Bob Schultz (unicorn AT walrus DOT com) wrote:
: Tudor <tudor AT cam DOT org> wrote:
: >char string[5]="abcde" and
: >char *string="abcde" are equivalent.
: 
: They are not at all equivalent.  The first allocates storage for 5
: chars and initializes them to the chars 'abcde'.  Note that the
: contents of the memory location after the 'e' is undefined.  The

Except the '\0' after the 'e' I hope? No?

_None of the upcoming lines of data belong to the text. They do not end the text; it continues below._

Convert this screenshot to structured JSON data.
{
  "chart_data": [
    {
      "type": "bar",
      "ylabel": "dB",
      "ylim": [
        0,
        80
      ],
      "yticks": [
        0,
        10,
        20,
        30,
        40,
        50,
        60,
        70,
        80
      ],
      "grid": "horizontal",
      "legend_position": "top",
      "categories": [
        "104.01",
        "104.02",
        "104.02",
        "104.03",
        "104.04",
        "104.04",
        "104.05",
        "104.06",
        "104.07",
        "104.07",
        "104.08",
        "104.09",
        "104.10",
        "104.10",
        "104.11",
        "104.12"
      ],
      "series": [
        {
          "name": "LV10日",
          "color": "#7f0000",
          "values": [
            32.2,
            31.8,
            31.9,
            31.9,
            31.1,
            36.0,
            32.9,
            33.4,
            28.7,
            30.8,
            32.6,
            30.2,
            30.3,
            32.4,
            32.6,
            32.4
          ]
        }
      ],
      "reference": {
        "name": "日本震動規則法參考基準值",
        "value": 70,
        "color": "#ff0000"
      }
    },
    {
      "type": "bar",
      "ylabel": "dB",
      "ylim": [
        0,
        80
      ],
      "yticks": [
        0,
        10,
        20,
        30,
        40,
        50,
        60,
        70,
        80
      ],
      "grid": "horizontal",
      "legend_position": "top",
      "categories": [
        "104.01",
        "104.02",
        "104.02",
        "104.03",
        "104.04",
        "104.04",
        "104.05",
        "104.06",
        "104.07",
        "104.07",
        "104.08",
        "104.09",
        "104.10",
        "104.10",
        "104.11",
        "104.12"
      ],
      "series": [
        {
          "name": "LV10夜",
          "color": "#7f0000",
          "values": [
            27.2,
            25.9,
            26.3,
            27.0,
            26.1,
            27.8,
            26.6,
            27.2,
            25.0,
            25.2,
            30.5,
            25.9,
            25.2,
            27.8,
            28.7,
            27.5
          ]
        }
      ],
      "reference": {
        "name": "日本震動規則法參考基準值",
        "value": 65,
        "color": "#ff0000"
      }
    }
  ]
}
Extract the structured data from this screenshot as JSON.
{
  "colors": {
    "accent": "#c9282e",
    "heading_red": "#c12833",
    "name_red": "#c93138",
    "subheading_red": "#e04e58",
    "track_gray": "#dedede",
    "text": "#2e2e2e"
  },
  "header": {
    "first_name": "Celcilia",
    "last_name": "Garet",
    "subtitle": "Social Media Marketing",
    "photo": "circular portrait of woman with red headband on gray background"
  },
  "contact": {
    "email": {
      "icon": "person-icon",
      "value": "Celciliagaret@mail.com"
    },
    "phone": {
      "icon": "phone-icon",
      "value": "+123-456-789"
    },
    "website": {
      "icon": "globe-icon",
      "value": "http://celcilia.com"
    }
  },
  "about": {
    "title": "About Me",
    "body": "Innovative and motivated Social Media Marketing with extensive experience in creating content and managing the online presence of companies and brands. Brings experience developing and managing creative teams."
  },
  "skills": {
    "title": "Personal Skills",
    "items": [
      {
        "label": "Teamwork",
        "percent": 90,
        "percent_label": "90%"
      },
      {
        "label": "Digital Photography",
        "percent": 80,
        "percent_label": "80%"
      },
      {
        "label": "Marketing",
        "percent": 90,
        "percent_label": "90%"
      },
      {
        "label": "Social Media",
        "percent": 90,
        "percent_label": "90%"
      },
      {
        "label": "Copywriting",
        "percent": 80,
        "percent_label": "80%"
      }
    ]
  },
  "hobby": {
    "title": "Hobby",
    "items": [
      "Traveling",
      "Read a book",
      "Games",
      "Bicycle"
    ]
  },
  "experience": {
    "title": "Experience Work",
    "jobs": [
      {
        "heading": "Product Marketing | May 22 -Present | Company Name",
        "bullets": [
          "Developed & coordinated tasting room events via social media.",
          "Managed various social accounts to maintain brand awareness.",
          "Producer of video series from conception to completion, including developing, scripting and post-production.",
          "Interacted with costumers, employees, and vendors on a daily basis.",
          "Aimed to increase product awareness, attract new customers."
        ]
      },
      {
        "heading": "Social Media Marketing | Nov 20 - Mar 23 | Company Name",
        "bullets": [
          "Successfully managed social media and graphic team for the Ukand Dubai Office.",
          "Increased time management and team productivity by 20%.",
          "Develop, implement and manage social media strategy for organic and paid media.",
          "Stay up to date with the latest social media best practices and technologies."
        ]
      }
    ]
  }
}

: second allocates space for a pointer to a char and then initializes
: the pointer to point to the null terminated string "abcde" somewhere
: else in memory.  What is equivalent is the two different ways of
: referencing an element in the array or string.  'string[2]' is the
: same as '*(string+2)'.  And even though it looks odd '[2]string' also
: references the same memory.

Yes, you're absolutely right about this. Many, _many_ programming errors
involve exactly _this_ equivalence-assumption (nice word).
Important difference: string[] is writable, *string is not.

It took me a while understanding the differences.
-- 
Groeten, Michel.        http://www.cs.vu.nl/~mdruiter
 \----/==\----/
  \  /    \  /          "Life is cool.", Beavis.